Since the current trend of mixing the private, the secular and the sacred shows signs of continuing, Farnsley recommends that public-policy programs teach about religious organizations and that government and foundation leaders share information with religious organizations. Theological education, too, could do more to teach future ministers about their potential secular partners. Yet as social service providers and religious institutions, both underfunded, struggle to exist, who has time for this? Research indicates that congregations and agencies with more resources will be more likely to afford the staff time to make these partnerships work.

Farnsley’s view may seem overly pessimistic in regard to those churches already successfully involved in faith-based partnerships. Some may be offended that Farnsley does not enthusiastically advance the argument, popularized by Robert Putnam, that congregations uniquely promote social capital. Instead, given the racial, class and ethnic homogeneity of most congregations, Farnsley suspects that they don’t even do as good a job as other organizations in this much-vaunted arena. Furthermore, his general premise that we cannot assume that churches know much about their neighborhood may rub many socially active parishioners the wrong way.

But Farnsley does not belittle the local church efforts that are succeeding. Nor does he want to downplay the social importance of congregations. Rather, he wants to moderate the broadest and boldest claims according to which local congregations hold the key to meeting social-service needs.

Farnsley’s attitude toward churches seems to be one of parental protection, of not wanting congregations to too quickly enter a world they do not understand and in which they are not equipped to be successful. Churches already involved in faith-based partnerships will find his book provocative; churches standing shakily on the edge of such partnerships, mustering the courage to jump in, will find it wise. The water’s not as fine as we may think, though we may want to plunge in nonetheless.

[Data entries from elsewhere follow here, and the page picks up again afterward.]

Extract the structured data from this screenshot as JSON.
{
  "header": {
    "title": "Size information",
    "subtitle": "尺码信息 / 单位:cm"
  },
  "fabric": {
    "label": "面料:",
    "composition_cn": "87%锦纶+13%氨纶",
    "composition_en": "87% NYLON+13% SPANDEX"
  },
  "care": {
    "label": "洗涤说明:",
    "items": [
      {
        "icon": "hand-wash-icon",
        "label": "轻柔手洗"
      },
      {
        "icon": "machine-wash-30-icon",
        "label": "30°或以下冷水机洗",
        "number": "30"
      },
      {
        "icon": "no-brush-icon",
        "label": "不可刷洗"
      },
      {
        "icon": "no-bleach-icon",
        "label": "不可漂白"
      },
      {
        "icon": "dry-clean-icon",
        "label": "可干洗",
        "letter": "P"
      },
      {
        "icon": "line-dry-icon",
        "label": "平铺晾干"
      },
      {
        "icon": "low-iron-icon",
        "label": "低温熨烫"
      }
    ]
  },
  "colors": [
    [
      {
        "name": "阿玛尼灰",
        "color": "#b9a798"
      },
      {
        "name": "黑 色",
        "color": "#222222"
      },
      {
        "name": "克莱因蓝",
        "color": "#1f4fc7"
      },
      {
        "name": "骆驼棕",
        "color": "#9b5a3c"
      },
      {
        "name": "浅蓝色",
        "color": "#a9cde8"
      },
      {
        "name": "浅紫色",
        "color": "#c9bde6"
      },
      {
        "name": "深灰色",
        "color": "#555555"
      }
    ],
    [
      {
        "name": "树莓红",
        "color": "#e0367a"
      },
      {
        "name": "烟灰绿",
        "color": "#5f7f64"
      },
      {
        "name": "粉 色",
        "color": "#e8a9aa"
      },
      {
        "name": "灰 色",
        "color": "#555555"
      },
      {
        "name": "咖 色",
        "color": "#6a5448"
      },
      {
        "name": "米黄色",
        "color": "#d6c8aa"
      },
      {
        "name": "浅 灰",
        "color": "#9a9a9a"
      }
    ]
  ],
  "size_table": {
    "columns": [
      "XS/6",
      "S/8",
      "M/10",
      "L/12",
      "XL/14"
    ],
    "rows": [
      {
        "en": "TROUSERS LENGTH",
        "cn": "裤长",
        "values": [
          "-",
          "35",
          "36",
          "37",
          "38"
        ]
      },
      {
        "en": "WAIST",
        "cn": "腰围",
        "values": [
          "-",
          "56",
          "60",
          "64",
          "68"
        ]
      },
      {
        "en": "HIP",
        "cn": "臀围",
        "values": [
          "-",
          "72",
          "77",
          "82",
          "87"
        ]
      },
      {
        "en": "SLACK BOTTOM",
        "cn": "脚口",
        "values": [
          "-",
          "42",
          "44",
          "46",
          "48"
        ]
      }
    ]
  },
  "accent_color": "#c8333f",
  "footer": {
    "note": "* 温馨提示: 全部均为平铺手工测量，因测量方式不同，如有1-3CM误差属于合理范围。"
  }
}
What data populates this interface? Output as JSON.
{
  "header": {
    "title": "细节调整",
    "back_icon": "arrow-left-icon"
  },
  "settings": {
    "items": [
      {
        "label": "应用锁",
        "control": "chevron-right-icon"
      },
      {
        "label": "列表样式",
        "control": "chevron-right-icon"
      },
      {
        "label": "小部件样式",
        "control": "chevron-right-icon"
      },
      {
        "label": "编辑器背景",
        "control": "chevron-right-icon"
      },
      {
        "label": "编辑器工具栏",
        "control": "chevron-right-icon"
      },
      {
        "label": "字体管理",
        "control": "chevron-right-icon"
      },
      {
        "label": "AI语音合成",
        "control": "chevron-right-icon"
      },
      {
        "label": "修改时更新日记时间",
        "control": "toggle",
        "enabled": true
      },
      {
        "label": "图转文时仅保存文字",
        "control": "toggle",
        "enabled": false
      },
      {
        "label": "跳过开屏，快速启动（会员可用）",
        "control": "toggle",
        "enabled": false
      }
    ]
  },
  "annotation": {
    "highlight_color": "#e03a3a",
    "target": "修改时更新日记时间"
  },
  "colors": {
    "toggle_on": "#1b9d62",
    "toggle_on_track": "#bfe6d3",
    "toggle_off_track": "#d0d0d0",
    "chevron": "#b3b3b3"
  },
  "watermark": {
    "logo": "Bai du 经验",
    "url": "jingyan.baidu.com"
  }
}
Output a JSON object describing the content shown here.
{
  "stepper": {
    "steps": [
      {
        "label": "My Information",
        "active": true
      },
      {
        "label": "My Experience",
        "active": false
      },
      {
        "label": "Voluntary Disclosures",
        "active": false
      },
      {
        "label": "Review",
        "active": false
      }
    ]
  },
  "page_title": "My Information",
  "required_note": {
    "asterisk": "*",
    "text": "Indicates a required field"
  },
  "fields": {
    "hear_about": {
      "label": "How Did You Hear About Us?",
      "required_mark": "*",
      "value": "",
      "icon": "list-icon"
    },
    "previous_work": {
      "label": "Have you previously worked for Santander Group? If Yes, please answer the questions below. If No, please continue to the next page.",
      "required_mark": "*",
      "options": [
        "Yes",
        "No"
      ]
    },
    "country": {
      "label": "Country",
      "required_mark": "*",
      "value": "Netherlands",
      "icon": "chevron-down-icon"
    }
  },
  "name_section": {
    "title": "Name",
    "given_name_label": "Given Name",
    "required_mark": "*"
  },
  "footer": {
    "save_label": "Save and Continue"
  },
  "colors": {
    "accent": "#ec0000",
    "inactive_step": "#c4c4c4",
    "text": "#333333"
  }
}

We’ll keep trying to build houses here in New Haven, armed with Farnsley’s sage advice that when the secular and sacred work in partnership, they can never learn too much about one another. Calls for better training, clearer information and more resources make sense to me, as does his cautionary word not to expect too much until these things are in place. But as Farnsley notes, many of us are learning as we go. As social expectations shift, we rely on the oldest translator of all, the Holy Spirit, who has a pretty good record on bridging the gaps in strange partnerships.